Going back to the ankle, Burrow erased any and all speculation on whether or not he believed Bud Dupree’s late shove on him was dirty. Calling out that sort of thing doesn’t seem to be his style, but no matter how much he may deny it, he didn’t look the same after it happened.
So, the Ravens and Steelers both found easy success in making the Bengals’ quarterback appear not only mortal, but utterly ineffective. Their schedule gets easier on paper these next two weeks, but Burrow will go from facing Pittsburgh’s elite defense on the road to the equally-imposing defense of the Washington Football Team in Washington. It’s going to be anything but easy for Burrow to bounce back next Sunday.
Advanced Stats and QB Comparison
*The EPA/play from the top figure will only factor in non-running plays. The Total EPA from the bottom figure will factor in all plays.
**SR from the top figure stands for Success Rate, which is the percentage of plays that achieved a positive EPA outcome.
Through the first seven weeks of the season, Germaine Pratt was on the field almost exactly twice as much as Logan Wilson. Pratt’s 303 snaps to Wilson’s 150 gave us a clear sample size to judge the beginning of Pratt’s second season, and the consensus conclusion was that Pratt has not progressed enough to warrant being on the field considerably more than Wilson.
The last two weeks have been a different story as Pratt has seen 77 snaps to Wilson’s 65. On Sunday, Wilson even got onto the field for the first two plays of the game. Pratt ended up playing more than Wilson, but it’s clear that the Bengals want to see more of Wilson, and rightfully so.
Since Week 6, Wilson has been the team’s best linebacker, whether you trust the film, or look to Pro Football Focus’ grades. He’s simply more athletic than Josh Bynes and more disciplined in his run fits than Pratt, but the Bengals need him in coverage the most with Akeem Davis-Gaither, and that’s where he’ll continue to be used. Wilson was only targeted once, and it was an incompletion on the first play of the game thanks to an errant throw from Roethlisberger.

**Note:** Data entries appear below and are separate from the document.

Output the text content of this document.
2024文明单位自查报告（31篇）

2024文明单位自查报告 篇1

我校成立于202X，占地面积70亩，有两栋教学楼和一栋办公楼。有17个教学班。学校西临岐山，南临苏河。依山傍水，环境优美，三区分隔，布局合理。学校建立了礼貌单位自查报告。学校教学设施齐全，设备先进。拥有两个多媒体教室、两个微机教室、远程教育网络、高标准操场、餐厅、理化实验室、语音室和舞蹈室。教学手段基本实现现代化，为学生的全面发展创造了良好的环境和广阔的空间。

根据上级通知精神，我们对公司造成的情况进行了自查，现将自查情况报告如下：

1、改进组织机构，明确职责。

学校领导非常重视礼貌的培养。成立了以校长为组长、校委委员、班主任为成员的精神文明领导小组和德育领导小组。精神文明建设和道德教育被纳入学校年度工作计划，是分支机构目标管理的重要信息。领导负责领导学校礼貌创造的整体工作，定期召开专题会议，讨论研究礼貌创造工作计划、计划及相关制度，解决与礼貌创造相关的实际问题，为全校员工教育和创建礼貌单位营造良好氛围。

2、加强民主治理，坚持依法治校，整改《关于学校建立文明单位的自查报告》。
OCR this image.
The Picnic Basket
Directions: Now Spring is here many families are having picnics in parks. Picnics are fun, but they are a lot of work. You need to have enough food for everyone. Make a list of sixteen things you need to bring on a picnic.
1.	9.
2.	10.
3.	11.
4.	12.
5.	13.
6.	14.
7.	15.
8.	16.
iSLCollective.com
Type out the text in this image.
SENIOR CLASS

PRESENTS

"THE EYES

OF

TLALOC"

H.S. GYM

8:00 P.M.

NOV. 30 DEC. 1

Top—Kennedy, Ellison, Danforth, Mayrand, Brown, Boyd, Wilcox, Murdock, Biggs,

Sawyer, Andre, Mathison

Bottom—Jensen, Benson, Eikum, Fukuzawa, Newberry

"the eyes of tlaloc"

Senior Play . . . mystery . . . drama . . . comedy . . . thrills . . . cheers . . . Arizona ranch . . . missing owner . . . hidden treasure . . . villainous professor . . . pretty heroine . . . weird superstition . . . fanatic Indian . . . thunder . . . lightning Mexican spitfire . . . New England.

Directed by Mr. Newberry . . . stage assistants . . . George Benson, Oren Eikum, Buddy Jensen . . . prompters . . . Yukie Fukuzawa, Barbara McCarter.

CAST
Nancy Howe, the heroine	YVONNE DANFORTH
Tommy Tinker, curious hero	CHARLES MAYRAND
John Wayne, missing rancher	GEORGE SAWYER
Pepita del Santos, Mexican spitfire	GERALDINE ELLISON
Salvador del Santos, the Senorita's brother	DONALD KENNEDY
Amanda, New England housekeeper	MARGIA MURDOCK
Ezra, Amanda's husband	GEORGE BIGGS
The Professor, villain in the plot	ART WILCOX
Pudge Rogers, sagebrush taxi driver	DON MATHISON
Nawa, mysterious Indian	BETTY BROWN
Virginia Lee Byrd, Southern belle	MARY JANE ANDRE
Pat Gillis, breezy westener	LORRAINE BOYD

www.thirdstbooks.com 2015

The closest Davis-Gaither came to making an impact was nearly sacking Roethlisberger before he threw his second touchdown of the game.
What’s not getting enough attention is Khalid Kareem’s rise in playing time and impact. He’s played 69 snaps over the last two weeks after playing in 104 snaps the previous seven weeks.
Kareem may not be there as a pass-rusher just yet, which is where the Bengals need any and all help possible, but he made two superb stops in just 11 snaps against Pittsburgh’s rushing attack.
It would’ve been interesting to see how Takkarist McKinley impacted the rotation at edge defender, but McKinley was waived due to a failed physical on Tuesday. Carl Lawson and Sam Hubbard should continue to start, and Kareem has shown enough promise against the run to not get lost in the shuffle.
No one was really sure what was going to happen with the Bengals’ offensive line this week. Somebody had to play right tackle and most figured that was going to be Hakeem Adeniji, but then Jonah Williams never came onto the field and the left tackle spot had to be occupied.
Adeniji manned the blind side tackle position for the second week in a row and held it with promise for all of the first half. It wasn’t until the later portion of the game that we saw Adeniji struggle against Bud Dupree and the Steelers’ pass rush from that side of the formation. Adeniji was charged with three allowed pressures on 43 real pass-protecting snaps, and his gutsy performance deserves a spotlight showing for The Weekly Lineman later this week.